Friday, October 28, 2016

Where 'The Russians Are Coming' came from

Alan Arkin in The Russians Are Coming The Russians Are Coming
Among my favorite movie comedies from the Sixties is The Russians Are Coming The Russians Are Coming. It was a time when the film industry favored big comedies with big casts on big screens. Big titles were also in vogue. Remember It's a Mad, Mad, Mad, Mad World and Those Magnificent Men and Their Flying Machines and Dr. Strangelove or: How I Learned to Stop Worrying and Learned to Love the Bomb, among others?

The movie was adapted from a novel with a much shorter title, The Off-Islanders by Nathaniel Benchley, published in 1961. Benchley never quite achieved the stature of his father, Robert, or his son, Peter, but he did inherit some of the former's famous wit while possessing some skill at developing tension, which he must have passed on to his son, the author of Jaws. The Off-Islanders may have been his best book, although it is all but forgotten today. I read it again recently, then watched the movie for the first time in several years. I loved them both, but they are quite different.

The Norman Jewison film maintains the spirit of the novel, mostly a comedy but with a significant measure of suspense.
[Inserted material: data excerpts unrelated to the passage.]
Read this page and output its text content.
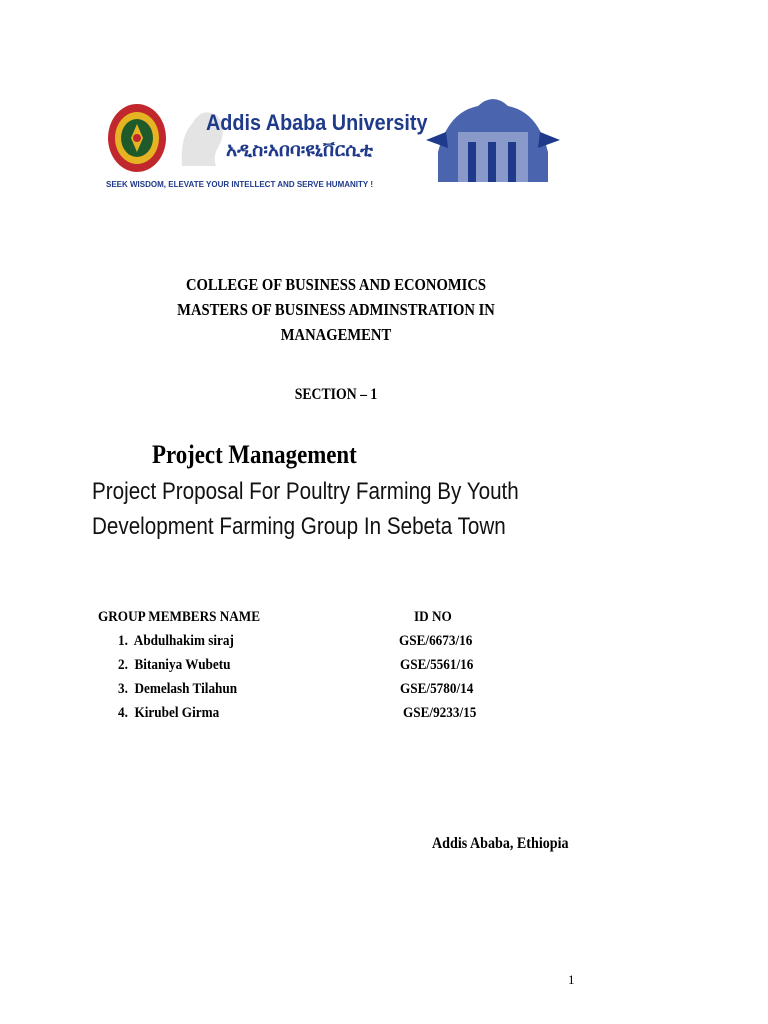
Addis Ababa University
አዲስ፡አበባ፡ዩኒቨርሲቲ
SEEK WISDOM, ELEVATE YOUR INTELLECT AND SERVE HUMANITY !
COLLEGE OF BUSINESS AND ECONOMICS
MASTERS OF BUSINESS ADMINSTRATION IN
MANAGEMENT
SECTION – 1
Project Management
Project Proposal For Poultry Farming By Youth
Development Farming Group In Sebeta Town
GROUP MEMBERS NAME	ID NO
1. Abdulhakim siraj	GSE/6673/16
2. Bitaniya Wubetu	GSE/5561/16
3. Demelash Tilahun	GSE/5780/14
4. Kirubel Girma	GSE/9233/15
Addis Ababa, Ethiopia
1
In both a Russian submarine runs aground on an island off the New England coast. Some seamen come ashore to try to get a boat big enough to pull the sub off the rocks without alarming the local population and starting World War III. Once ashore, details of the story begin to diverge with some different characters and different plotlines. The Whittaker family, featuring Carl Reiner and Eva Marie Saint, are not in the novel, nor is Alison, the baby-sitter who falls in love with Kolchin, the handsome young Russian. But the young American who, prodded by his girlfriend, climbs aboard the submarine and tries to find a way to sink it, is missing from the movie. The novel is a bit more violent than the film version. The movie, meanwhile, has more comedy and more sentiment.

One thing that remains consistent in both is the comic spread of rumor and panic among the islanders. What we imagine to be true, such as a Russian invasion, is usually worse than what actually is true, in this case a ship, albeit a foreign warship, run aground. That human trait of imagining the worst is what both the novel and the movie make us laugh at.